The title of this month’s column is from an old Robert Heinlein novel. A man from Earth, raised by Martians, is thrust into our world and begins to question everything. His frame of reference conflicts with the culture.
Today, we have a new normal. Risks are outpacing our ability to staff, fund and manage them. Technology is displacing old notions of security. We are no longer in a “safe” world. There are many who believe they are simply managing what inevitably is going to happen. We are all strangers in a strange land.

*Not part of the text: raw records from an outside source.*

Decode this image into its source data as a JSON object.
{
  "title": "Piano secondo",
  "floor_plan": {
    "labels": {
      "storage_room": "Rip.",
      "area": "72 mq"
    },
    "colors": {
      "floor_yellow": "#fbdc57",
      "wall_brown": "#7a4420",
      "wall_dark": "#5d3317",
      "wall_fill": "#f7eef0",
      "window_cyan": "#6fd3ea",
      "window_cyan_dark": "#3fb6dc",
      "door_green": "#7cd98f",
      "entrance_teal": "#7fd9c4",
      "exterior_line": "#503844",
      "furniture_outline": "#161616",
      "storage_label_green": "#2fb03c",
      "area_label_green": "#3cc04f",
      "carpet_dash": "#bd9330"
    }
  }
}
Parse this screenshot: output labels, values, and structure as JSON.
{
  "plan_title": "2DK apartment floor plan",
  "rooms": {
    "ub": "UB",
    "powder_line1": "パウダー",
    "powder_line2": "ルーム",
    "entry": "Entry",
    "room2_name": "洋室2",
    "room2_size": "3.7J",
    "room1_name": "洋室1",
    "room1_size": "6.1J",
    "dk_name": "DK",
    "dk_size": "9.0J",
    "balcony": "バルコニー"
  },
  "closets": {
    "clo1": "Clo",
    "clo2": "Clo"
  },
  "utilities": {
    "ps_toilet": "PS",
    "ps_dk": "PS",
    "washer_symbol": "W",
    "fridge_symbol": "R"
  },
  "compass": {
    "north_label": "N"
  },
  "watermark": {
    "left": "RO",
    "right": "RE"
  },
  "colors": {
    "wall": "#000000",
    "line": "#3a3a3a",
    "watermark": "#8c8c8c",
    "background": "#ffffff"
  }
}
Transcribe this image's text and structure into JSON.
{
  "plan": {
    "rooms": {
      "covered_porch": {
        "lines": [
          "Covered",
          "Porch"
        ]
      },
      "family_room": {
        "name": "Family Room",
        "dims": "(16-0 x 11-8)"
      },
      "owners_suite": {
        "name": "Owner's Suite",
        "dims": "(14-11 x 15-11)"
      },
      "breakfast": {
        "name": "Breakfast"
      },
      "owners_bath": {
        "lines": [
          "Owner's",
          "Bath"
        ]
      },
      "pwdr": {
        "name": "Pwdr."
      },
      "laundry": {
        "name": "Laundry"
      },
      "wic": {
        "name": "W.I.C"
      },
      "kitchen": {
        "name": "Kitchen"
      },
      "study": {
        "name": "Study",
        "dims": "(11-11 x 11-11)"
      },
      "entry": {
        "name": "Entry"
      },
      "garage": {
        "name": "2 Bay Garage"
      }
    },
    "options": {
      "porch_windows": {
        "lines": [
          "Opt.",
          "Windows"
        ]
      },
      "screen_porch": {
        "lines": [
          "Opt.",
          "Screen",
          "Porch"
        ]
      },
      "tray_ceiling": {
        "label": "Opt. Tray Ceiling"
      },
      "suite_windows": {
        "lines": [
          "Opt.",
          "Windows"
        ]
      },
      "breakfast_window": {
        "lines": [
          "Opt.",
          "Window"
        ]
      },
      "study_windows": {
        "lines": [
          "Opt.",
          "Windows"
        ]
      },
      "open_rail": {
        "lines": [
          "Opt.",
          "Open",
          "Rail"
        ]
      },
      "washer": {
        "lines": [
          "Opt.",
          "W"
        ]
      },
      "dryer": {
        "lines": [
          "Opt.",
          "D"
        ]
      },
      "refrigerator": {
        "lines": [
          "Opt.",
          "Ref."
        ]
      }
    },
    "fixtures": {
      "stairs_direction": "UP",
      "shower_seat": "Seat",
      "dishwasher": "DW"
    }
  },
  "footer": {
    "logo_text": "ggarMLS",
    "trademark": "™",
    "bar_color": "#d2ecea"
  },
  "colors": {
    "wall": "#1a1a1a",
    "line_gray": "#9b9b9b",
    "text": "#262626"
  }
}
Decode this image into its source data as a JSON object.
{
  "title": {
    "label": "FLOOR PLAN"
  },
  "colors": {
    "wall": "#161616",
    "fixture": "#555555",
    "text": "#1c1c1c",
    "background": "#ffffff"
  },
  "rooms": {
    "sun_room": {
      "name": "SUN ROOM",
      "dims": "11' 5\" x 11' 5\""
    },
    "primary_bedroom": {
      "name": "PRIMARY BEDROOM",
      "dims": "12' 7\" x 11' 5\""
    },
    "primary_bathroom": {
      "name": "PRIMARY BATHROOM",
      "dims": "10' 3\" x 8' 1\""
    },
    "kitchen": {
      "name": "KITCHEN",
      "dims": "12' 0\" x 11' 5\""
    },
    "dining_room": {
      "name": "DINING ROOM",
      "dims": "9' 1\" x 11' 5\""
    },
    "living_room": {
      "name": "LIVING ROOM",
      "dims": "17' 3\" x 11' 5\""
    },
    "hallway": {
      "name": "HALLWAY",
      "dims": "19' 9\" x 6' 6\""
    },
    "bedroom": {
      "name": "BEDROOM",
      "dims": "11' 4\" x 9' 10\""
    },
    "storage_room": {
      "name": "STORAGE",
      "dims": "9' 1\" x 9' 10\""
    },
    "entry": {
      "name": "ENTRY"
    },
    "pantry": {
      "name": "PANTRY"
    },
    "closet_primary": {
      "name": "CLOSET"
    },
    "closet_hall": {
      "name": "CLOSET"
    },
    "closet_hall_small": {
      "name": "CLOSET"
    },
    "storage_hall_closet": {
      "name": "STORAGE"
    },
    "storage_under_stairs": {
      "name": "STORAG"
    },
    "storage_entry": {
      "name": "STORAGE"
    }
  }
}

A colleague of mine provided a disturbing story that illustrates this new normal. IT Security teams receive more than 17,000 alerts or potential threats per week. Nineteen percent are well-founded threats. But only four percent are investigated. They spend 395 hours a week reporting on false positives at an average annual cost of $1.27 million.
Many of our clients in the physical security market are facing similar challenges. They see drones and robots at industry events basing their value proposition on cutting the cost of guarding. But, at the end of the day, they are fighting their version of the 19 percent of well-founded threats with a four-percent investigation rate.
This will eventually force a change in our “security culture.” Something has to give.
If we drew the problem on a board, we might see disconnected pieces of the puzzle. How we receive real-time data on risk. How we do risk assessments. How we evaluate our procedures, our workflows and our technology to optimize and effectively respond to risk. How we source the labor and the expertise to staff the very processes and tasks needed to protect us.
If risk is at the center, it might look like this diagram. Risk is the common language of the executives inside the organization. It is used to define defensive postures and offensive market strategies; that is, opportunities for value creation. But we in the security ecosystem are not positioned to balance our approach to risk with opportunity.
The very tools we will finally use to reinvent security will revolutionize how we think of markets and culture. And revolution is not a term that sits well with any of us. Change is hard.
But it is coming. The video we are using today for security is being used to predict consumer behavior. The intercom we use today is being radically transformed into Alexa. The machine is learning. And it will be your best friend and your enemy’s best tool.
So, a new vendor model must emerge that integrates risk assessment, intelligence and monitoring with technology to change the way we resource and fund security’s next generation of practices. And it must be affordable and resourced in a new way. Whoever can provide this infrastructure, resource model and quality of service will be the strategic advisor to a whole new generation of security leaders.